Saturday 1 May 2010

Mummy returns


Walking past a row of fancy furniture shops I feel someone looking at me. I stop in my tracks and turn round. It is a hedgehog. We lock eyes. He is sat under a posh dining room chair, he is stuffed and he is for sale. ‘What an undignified end!’ I think, ‘And what sort of person would pay £245 for a hedgehog for their shelves?’

It reminds me of a long-haired artist I used to know in Sussex. He used to hack at and stuff animals, but instead of glueing them to bits of boring tree stump, he would dress them in hats or make them walk on stilts with blindfolds on. He’d go out on a Sunday, hunting for roadkill, and return to his basement with a bag of rotten seagulls, fish heads and fox chunks.
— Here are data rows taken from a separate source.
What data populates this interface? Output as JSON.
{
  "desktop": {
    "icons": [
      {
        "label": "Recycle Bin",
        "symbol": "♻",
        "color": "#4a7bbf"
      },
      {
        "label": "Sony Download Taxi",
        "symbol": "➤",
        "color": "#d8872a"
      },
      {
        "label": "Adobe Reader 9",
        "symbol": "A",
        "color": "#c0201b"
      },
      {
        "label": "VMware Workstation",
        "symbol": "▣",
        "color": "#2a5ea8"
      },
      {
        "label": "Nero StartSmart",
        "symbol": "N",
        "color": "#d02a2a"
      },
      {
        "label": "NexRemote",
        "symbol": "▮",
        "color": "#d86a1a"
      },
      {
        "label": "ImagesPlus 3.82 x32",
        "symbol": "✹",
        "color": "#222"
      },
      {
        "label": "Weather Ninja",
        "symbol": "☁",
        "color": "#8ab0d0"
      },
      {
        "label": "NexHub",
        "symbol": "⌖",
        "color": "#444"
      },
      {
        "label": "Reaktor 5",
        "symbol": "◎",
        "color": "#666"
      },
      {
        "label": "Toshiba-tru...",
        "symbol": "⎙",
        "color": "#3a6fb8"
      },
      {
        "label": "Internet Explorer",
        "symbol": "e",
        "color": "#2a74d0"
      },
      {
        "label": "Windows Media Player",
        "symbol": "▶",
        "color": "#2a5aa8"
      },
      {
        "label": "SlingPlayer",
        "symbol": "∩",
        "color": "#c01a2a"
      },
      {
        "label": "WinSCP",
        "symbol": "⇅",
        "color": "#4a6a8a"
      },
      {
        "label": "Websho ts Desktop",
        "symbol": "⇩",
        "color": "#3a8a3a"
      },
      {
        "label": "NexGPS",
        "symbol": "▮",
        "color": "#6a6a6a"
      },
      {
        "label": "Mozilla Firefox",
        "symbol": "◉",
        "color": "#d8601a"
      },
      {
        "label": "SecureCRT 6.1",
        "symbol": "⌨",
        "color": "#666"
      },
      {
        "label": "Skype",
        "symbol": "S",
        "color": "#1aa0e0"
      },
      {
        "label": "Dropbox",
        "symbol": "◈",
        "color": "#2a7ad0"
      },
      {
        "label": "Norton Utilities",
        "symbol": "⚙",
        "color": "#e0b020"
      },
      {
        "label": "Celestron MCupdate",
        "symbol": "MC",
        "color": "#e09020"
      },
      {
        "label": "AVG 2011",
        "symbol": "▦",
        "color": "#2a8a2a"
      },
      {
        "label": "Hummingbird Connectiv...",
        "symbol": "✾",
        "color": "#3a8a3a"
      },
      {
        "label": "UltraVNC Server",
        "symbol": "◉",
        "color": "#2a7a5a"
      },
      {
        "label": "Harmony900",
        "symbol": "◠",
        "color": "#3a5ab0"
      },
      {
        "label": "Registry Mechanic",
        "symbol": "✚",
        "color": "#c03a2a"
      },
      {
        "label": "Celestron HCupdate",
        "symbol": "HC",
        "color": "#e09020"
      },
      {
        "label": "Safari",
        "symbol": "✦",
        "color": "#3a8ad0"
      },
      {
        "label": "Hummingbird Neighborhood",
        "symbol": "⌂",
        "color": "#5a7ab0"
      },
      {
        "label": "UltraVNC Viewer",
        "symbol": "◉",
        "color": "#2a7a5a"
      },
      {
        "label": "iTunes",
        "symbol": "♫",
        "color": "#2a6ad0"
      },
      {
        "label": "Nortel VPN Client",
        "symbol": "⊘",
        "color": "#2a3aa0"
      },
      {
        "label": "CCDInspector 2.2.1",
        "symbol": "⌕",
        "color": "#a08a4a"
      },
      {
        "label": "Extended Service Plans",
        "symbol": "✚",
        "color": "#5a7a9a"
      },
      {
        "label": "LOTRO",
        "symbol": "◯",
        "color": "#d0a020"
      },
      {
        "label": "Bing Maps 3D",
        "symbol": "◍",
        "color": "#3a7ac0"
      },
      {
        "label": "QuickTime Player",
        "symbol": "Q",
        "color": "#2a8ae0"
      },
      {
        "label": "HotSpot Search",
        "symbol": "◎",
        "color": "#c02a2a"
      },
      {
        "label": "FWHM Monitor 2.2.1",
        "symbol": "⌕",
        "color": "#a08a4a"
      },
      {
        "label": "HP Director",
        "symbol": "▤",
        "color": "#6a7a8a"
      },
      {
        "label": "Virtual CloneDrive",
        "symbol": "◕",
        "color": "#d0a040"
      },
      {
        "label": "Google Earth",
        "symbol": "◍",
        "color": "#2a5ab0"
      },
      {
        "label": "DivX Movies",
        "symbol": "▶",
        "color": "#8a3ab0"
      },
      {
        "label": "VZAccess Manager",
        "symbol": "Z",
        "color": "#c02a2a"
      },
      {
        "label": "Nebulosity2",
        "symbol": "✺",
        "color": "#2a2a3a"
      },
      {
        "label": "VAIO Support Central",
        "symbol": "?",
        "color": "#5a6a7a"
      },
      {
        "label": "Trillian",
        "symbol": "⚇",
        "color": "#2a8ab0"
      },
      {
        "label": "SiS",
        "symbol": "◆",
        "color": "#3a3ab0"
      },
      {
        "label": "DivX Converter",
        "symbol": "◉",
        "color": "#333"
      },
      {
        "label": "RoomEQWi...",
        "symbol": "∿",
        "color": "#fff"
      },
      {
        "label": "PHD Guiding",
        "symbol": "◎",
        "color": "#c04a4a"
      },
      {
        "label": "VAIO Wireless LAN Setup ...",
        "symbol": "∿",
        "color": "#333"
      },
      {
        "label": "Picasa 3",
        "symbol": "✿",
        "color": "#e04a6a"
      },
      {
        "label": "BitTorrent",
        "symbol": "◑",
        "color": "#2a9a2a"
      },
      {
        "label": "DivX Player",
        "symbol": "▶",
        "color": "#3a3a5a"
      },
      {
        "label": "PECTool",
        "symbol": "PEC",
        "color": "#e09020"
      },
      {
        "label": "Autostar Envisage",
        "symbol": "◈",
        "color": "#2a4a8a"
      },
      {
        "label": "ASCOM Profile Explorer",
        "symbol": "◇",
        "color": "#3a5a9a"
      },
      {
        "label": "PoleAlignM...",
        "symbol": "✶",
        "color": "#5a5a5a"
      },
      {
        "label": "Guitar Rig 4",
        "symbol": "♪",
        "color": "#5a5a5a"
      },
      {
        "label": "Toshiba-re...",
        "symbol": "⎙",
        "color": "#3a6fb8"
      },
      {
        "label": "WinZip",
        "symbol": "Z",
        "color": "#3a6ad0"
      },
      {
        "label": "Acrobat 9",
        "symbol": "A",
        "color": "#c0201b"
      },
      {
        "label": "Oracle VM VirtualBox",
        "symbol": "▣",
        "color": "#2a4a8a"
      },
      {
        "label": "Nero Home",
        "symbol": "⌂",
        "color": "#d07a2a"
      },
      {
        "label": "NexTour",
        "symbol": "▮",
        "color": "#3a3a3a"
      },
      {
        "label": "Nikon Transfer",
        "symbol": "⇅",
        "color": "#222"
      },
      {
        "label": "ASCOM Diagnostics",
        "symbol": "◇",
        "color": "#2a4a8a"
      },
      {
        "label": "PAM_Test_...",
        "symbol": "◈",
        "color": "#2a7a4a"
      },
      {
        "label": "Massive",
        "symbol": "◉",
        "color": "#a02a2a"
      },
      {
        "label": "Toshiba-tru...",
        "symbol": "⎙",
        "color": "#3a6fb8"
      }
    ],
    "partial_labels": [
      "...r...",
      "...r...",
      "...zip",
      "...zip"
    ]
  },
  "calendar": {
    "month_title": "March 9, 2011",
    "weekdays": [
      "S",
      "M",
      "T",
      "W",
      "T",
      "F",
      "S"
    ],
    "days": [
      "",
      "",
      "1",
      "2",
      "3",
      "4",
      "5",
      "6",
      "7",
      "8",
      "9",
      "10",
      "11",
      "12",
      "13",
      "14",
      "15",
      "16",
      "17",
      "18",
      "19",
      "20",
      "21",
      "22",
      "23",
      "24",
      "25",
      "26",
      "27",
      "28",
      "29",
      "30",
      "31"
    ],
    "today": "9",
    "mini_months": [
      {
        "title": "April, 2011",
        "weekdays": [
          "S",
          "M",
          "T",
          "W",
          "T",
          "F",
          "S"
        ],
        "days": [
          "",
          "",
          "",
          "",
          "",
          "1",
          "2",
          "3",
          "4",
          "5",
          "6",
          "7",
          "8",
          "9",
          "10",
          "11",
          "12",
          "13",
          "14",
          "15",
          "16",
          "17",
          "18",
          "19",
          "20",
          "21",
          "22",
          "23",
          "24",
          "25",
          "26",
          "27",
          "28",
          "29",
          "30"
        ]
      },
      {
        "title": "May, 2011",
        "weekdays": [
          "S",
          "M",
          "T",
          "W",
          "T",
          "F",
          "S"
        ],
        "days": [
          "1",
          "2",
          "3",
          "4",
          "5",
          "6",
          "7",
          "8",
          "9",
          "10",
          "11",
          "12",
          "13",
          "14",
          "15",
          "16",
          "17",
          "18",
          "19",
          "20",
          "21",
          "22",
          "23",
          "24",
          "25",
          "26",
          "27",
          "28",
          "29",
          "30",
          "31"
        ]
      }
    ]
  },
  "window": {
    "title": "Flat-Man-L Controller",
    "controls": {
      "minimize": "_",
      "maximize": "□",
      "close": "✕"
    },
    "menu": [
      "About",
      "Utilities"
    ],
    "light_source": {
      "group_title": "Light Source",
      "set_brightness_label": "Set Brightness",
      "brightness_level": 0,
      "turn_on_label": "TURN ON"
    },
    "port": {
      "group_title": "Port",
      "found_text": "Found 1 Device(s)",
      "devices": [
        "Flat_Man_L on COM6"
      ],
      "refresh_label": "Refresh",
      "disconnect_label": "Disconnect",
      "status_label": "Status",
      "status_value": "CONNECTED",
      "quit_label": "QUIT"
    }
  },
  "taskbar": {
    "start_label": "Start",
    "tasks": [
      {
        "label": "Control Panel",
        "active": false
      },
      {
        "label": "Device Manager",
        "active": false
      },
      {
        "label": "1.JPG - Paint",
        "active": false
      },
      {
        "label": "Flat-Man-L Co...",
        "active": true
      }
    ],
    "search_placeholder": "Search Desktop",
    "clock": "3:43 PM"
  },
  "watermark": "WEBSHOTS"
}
I once stumbled across a hollowed-out donkey’s head, filled with sand, drying in his back garden. Neighbourhood cats were sniffing it then running away. He went on to pop the mummified donkey in a high chair and sell it for £1,000. I think he was vegetarian.

I feel sorry for the hedgehog in the posh shop window. He looks out of place. He looks sad. I wonder if the police would throw the book at you for shoplifting a hedgehog, if your heart was in the right place? I would quite like to release him into a wooded area. I imagine he’d be happier in a park, rather than gazing out onto the frantic city streets. He’d probably even take the humiliation of being dressed in a top hat and ruby slippers than have to suffer that much longer.